AP source: NYC papers’ circulation offices raided

NEW YORK — Investigators in New York City raided circulation offices at some of the nation’s largest newspapers Tuesday as part of a union corruption probe, a law enforcement official said.

Police officers working with the Manhattan district attorney’s office searched circulation offices of The New York Times in Queens, the New York Post and the Daily News in Manhattan, and El Diario in Brooklyn, the official said, speaking to The Associated Press on the condition of anonymity because the investigation is ongoing.

Investigators were seeking paperwork related to the Newspaper and Mail Deliverers Union, which packages and delivers newspapers across the region.

Calls to the union’s headquarters were not answered Tuesday. The news deliverers’ parent union, the International Brotherhood of Teamsters, referred inquiries to the local union.

The New York Times issued a statement saying that the office of an employee at its plant in Queens’ College Point area had been searched but that its news side was not part of the investigation.

Rosana Rosado, publisher of El Diario-La Prensa, also said that the Spanish-language newspaper is not a subject of the investigation and that the search warrant was seeking information into allegations of corruption at the union.

The Daily News and Post declined to comment on the raids or whether their news operations were involved in the investigation.

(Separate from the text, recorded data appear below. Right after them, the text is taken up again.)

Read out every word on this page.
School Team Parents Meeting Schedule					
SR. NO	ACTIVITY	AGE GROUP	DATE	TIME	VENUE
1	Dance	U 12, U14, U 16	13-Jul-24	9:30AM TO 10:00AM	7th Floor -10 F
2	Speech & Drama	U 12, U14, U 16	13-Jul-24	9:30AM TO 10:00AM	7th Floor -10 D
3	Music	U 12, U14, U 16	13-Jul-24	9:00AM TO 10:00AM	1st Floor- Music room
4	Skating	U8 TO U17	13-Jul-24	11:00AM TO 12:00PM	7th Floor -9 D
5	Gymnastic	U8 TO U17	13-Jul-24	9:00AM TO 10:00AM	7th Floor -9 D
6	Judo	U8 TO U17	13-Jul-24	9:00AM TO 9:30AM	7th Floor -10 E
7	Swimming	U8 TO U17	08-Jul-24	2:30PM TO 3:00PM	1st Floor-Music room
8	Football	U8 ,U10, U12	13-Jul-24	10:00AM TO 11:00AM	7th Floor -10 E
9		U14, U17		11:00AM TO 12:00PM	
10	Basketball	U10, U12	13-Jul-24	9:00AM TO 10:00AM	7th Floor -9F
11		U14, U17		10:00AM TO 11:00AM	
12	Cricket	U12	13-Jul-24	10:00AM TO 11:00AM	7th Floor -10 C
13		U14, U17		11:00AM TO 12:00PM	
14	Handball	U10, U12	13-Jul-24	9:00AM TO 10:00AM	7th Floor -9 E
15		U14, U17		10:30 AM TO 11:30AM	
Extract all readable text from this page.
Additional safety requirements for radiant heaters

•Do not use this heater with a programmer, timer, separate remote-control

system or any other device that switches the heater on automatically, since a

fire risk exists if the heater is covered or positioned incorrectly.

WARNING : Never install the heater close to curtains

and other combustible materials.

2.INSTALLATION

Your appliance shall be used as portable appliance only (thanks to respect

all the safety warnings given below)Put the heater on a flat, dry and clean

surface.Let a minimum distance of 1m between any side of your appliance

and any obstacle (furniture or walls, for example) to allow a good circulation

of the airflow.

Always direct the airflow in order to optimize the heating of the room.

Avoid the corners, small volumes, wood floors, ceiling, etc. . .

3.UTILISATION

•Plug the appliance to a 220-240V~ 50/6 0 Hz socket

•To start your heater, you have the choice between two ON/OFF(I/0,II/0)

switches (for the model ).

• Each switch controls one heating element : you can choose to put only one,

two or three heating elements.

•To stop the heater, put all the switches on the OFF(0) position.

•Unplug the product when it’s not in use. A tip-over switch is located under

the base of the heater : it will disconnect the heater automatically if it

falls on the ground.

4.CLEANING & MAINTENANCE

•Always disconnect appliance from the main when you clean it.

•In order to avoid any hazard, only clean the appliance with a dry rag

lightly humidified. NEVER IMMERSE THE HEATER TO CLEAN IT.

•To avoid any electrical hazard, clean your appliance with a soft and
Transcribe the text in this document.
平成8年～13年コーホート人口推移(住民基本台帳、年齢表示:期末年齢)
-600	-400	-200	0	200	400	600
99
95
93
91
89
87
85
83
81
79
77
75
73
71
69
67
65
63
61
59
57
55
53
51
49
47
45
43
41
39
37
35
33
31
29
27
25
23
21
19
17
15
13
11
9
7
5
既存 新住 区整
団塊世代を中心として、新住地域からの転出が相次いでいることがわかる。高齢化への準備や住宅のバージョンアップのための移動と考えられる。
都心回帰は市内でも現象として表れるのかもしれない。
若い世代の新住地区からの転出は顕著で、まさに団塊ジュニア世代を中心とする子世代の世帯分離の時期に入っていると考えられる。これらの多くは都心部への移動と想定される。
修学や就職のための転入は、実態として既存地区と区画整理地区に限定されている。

The 1,600-member union wields considerable power over news companies that rely on their drivers to deliver hundreds of thousands of papers each day, and allegations of connections to organized crime are not new.

District Attorney Robert Morgenthau once charged that the union was under mob control for decades and sought to have a court-appointed trustee take it over in 1992, after an investigation that also involved a search of the Post and Daily News offices.

“The mob has been in control so long that it will take a special master with special powers to clean up the union,” Morgenthau said then. The union rackets ultimately raised operating costs for newspapers, prosecutors said.

The probe led to criminal charges against union members including then-President Douglas LaChance, whom authorities accused of being an associate of the Luchese crime family. He had been convicted of federal labor racketeering charges in 1980 and served about five years of a 12-year sentence.

He was acquitted in the 1990s Manhattan case, which accused him of strong-arming the Post into switching delivery companies.